“I can swim. Can’t you?”

“I’ll try,” Florence laughed, and there for the time the matter ended.

Lucile worked in the library two hours the next day. One fact could not escape her attention. Harry Brock had been losing a lot of sleep. She saw him rubbing his eyes from time to time and once he actually nodded over his records.

“Been studying late?” she asked in friendly sympathy.

He shot her a quick, penetrating glance, then, seeming to catch himself, said, “Oh, yes, quite a bit.”

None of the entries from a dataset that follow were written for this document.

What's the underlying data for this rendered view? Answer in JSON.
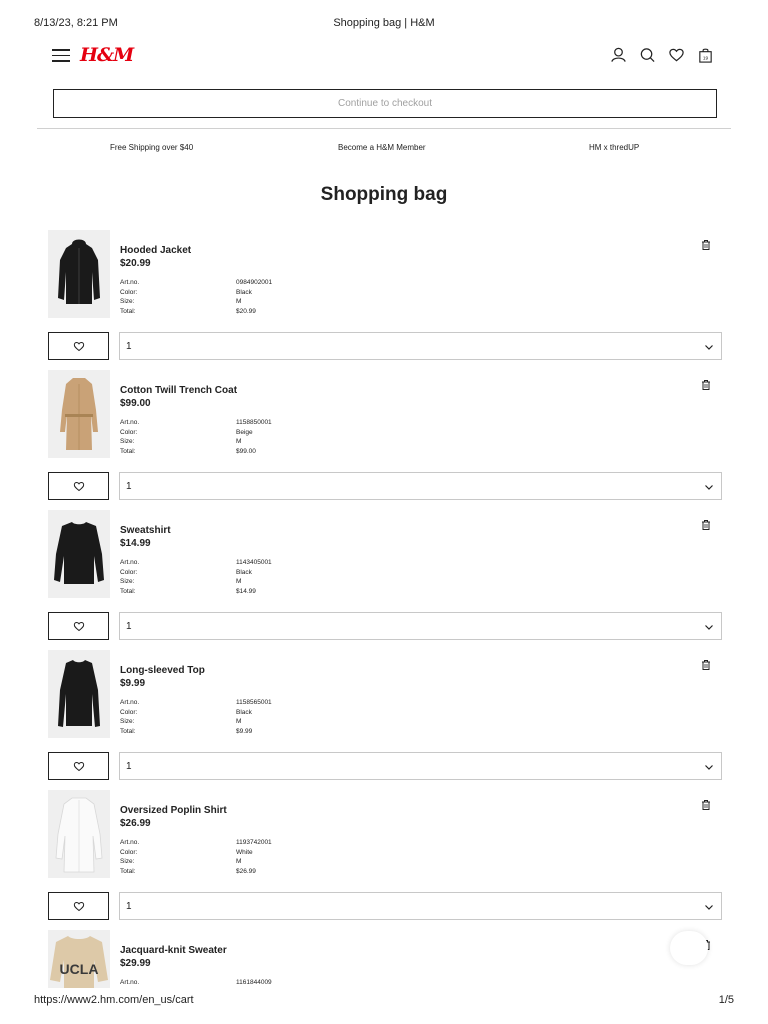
{
  "print": {
    "datetime": "8/13/23, 8:21 PM",
    "title": "Shopping bag | H&M",
    "url": "https://www2.hm.com/en_us/cart",
    "page": "1/5"
  },
  "header": {
    "logo": "H&M",
    "icons": [
      "menu-icon",
      "account-icon",
      "search-icon",
      "favorites-icon",
      "bag-icon"
    ],
    "bag_count": "19"
  },
  "checkout": {
    "label": "Continue to checkout"
  },
  "promos": [
    "Free Shipping over $40",
    "Become a H&M Member",
    "HM x thredUP"
  ],
  "page_title": "Shopping bag",
  "labels": {
    "art": "Art.no.",
    "color": "Color:",
    "size": "Size:",
    "total": "Total:"
  },
  "items": [
    {
      "name": "Hooded Jacket",
      "price": "$20.99",
      "art": "0984902001",
      "color": "Black",
      "size": "M",
      "total": "$20.99",
      "qty": "1"
    },
    {
      "name": "Cotton Twill Trench Coat",
      "price": "$99.00",
      "art": "1158850001",
      "color": "Beige",
      "size": "M",
      "total": "$99.00",
      "qty": "1"
    },
    {
      "name": "Sweatshirt",
      "price": "$14.99",
      "art": "1143405001",
      "color": "Black",
      "size": "M",
      "total": "$14.99",
      "qty": "1"
    },
    {
      "name": "Long-sleeved Top",
      "price": "$9.99",
      "art": "1158565001",
      "color": "Black",
      "size": "M",
      "total": "$9.99",
      "qty": "1"
    },
    {
      "name": "Oversized Poplin Shirt",
      "price": "$26.99",
      "art": "1193742001",
      "color": "White",
      "size": "M",
      "total": "$26.99",
      "qty": "1"
    },
    {
      "name": "Jacquard-knit Sweater",
      "price": "$29.99",
      "art": "1161844009"
    }
  ],
  "sweater_print": "UCLA",
  "colors": {
    "brand": "#e50010",
    "text": "#222222",
    "muted": "#a0a0a0",
    "border": "#c8c8c8"
  }
}
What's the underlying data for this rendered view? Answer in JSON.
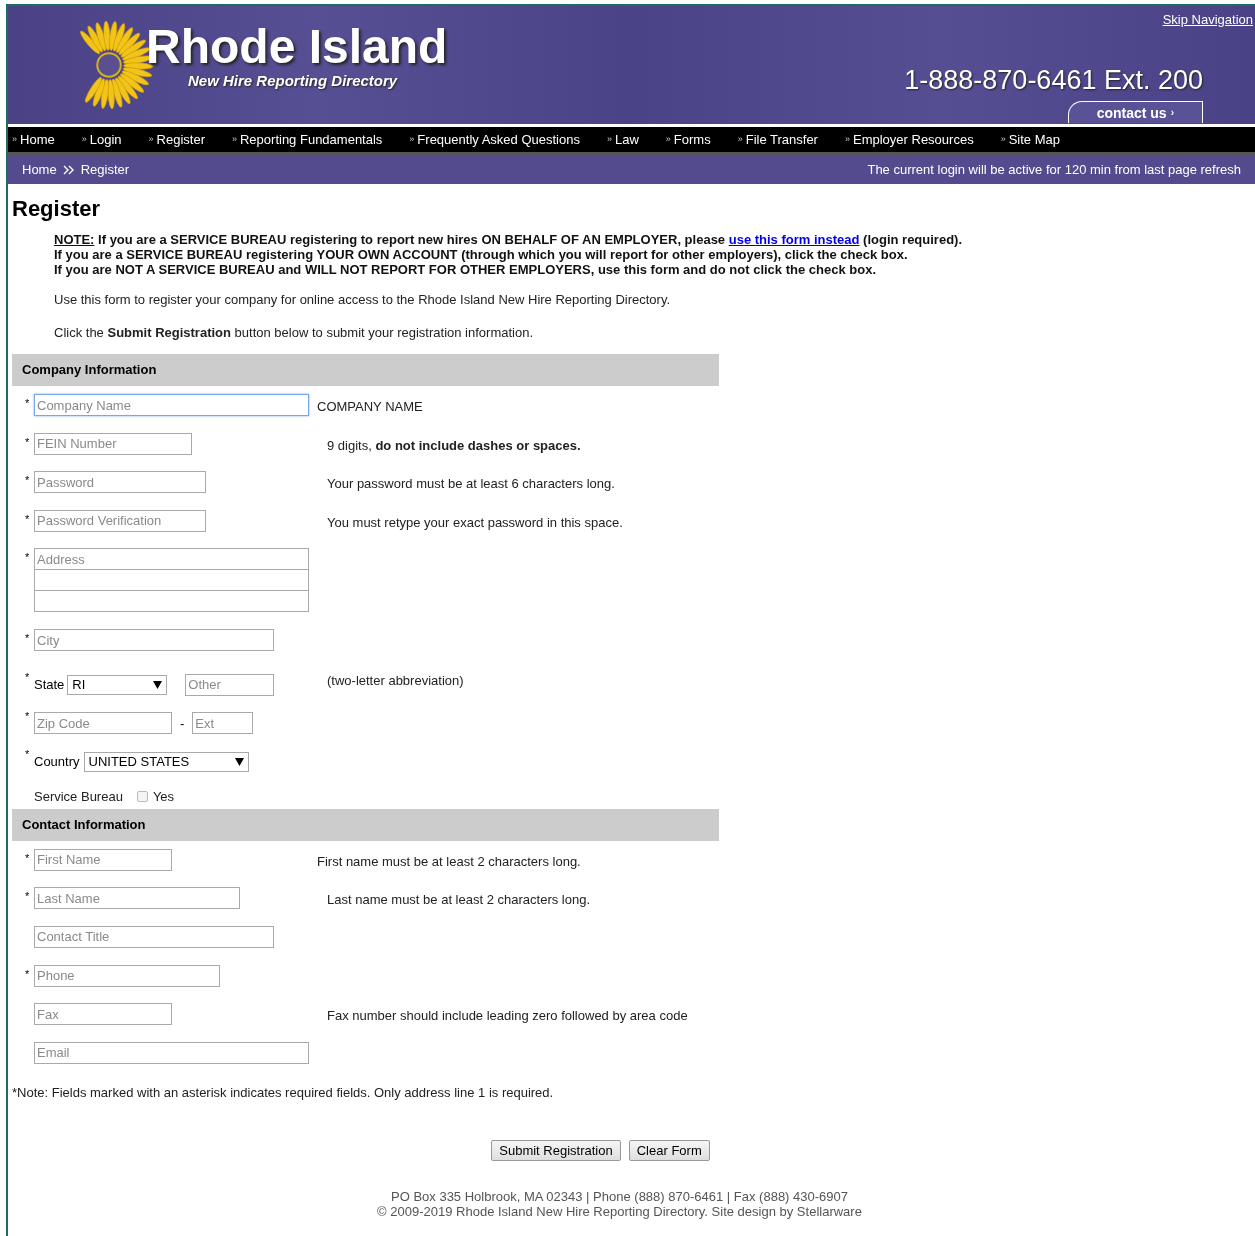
{
  "header": {
    "skip_link": "Skip Navigation",
    "title": "Rhode Island",
    "subtitle": "New Hire Reporting Directory",
    "phone": "1-888-870-6461 Ext. 200",
    "contact_button": "contact us",
    "contact_arrow": "›"
  },
  "nav": [
    {
      "marker": "»",
      "label": "Home"
    },
    {
      "marker": "»",
      "label": "Login"
    },
    {
      "marker": "»",
      "label": "Register"
    },
    {
      "marker": "»",
      "label": "Reporting Fundamentals"
    },
    {
      "marker": "»",
      "label": "Frequently Asked Questions"
    },
    {
      "marker": "»",
      "label": "Law"
    },
    {
      "marker": "»",
      "label": "Forms"
    },
    {
      "marker": "»",
      "label": "File Transfer"
    },
    {
      "marker": "»",
      "label": "Employer Resources"
    },
    {
      "marker": "»",
      "label": "Site Map"
    }
  ],
  "breadcrumb": {
    "items": [
      "Home",
      "Register"
    ],
    "session_notice": "The current login will be active for 120 min from last page refresh"
  },
  "page_title": "Register",
  "note": {
    "label": "NOTE:",
    "line_1_before": "If you are a SERVICE BUREAU registering to report new hires ON BEHALF OF AN EMPLOYER, please",
    "link": "use this form instead",
    "line_1_after": "(login required).",
    "line_2": "If you are a SERVICE BUREAU registering YOUR OWN ACCOUNT (through which you will report for other employers), click the check box.",
    "line_3": "If you are NOT A SERVICE BUREAU and WILL NOT REPORT FOR OTHER EMPLOYERS, use this form and do not click the check box."
  },
  "intro": [
    "Use this form to register your company for online access to the Rhode Island New Hire Reporting Directory.",
    "Click the **Submit Registration** button below to submit your registration information."
  ],
  "sections": [
    {
      "title": "Company Information",
      "fields": [
        {
          "kind": "text",
          "marker": "*",
          "placeholder": "Company Name",
          "focused": true,
          "hint": "COMPANY NAME"
        },
        {
          "kind": "text",
          "marker": "*",
          "placeholder": "FEIN Number",
          "focused": false,
          "hint": "9 digits, **do not include dashes or spaces.**"
        },
        {
          "kind": "text",
          "marker": "*",
          "placeholder": "Password",
          "focused": false,
          "hint": "Your password must be at least 6 characters long."
        },
        {
          "kind": "text",
          "marker": "*",
          "placeholder": "Password Verification",
          "focused": false,
          "hint": "You must retype your exact password in this space."
        },
        {
          "kind": "address",
          "marker": "*",
          "placeholder": "Address",
          "focused": false
        },
        {
          "kind": "text",
          "marker": "*",
          "placeholder": "City",
          "focused": false
        },
        {
          "kind": "state",
          "marker": "*",
          "label": "State",
          "value": "RI",
          "other_placeholder": "Other",
          "focused": false,
          "hint": "(two-letter abbreviation)"
        },
        {
          "kind": "zip",
          "marker": "*",
          "placeholder": "Zip Code",
          "separator": "-",
          "ext_placeholder": "Ext",
          "focused": false
        },
        {
          "kind": "country",
          "marker": "*",
          "label": "Country",
          "value": "UNITED STATES",
          "focused": false
        },
        {
          "kind": "checkbox",
          "label": "Service Bureau",
          "option": "Yes",
          "checked": false,
          "focused": false
        }
      ]
    },
    {
      "title": "Contact Information",
      "fields": [
        {
          "kind": "text",
          "marker": "*",
          "placeholder": "First Name",
          "focused": false,
          "hint": "First name must be at least 2 characters long."
        },
        {
          "kind": "text",
          "marker": "*",
          "placeholder": "Last Name",
          "focused": false,
          "hint": "Last name must be at least 2 characters long."
        },
        {
          "kind": "text",
          "placeholder": "Contact Title",
          "focused": false
        },
        {
          "kind": "text",
          "marker": "*",
          "placeholder": "Phone",
          "focused": false
        },
        {
          "kind": "text",
          "placeholder": "Fax",
          "focused": false,
          "hint": "Fax number should include leading zero followed by area code"
        },
        {
          "kind": "text",
          "placeholder": "Email",
          "focused": false
        }
      ]
    }
  ],
  "required_note": "*Note: Fields marked with an asterisk indicates required fields. Only address line 1 is required.",
  "buttons": [
    "Submit Registration",
    "Clear Form"
  ],
  "footer": [
    "PO Box 335 Holbrook, MA 02343 | Phone (888) 870-6461 | Fax (888) 430-6907",
    "© 2009-2019 Rhode Island New Hire Reporting Directory. Site design by Stellarware"
  ]
}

That afternoon, finding study difficult and being in need of a theme for a special article to be written for English 5b, she decided to use her card of admittance to the bindery and glean the material for the theme from that institution.

She could scarcely have chosen a more fitting subject, for there are few places more interesting than a famous book bindery. Unfortunately, something occurred while she was there that quite drove all the thoughts of her theme out of her head and added to her already over-burdened shoulders an increased weight of responsibility.

A famous bindery is a place of many wonders. The stitching machines, the little and great presses, the glowing fires that heat irons for the stamping, all these and many more lend an air of industry, mystery and fine endeavor to the place.

Not in the general bindery, where thousands of books are bound each day, did Lucile find her chief interest, however. It was when she had been shown into a small side room, into which the natural sunlight shone through a broad window, that she realized that she had reached the heart of the place.

“This,” said the young man attending her, “is the hand bindery. Few books are bound here; sometimes not more than six a year, but they are handsomely, wonderfully bound. Mr. Kirkland, the head of this department, will tell you all about it. I hear my autophone call. I will come for you a little later.”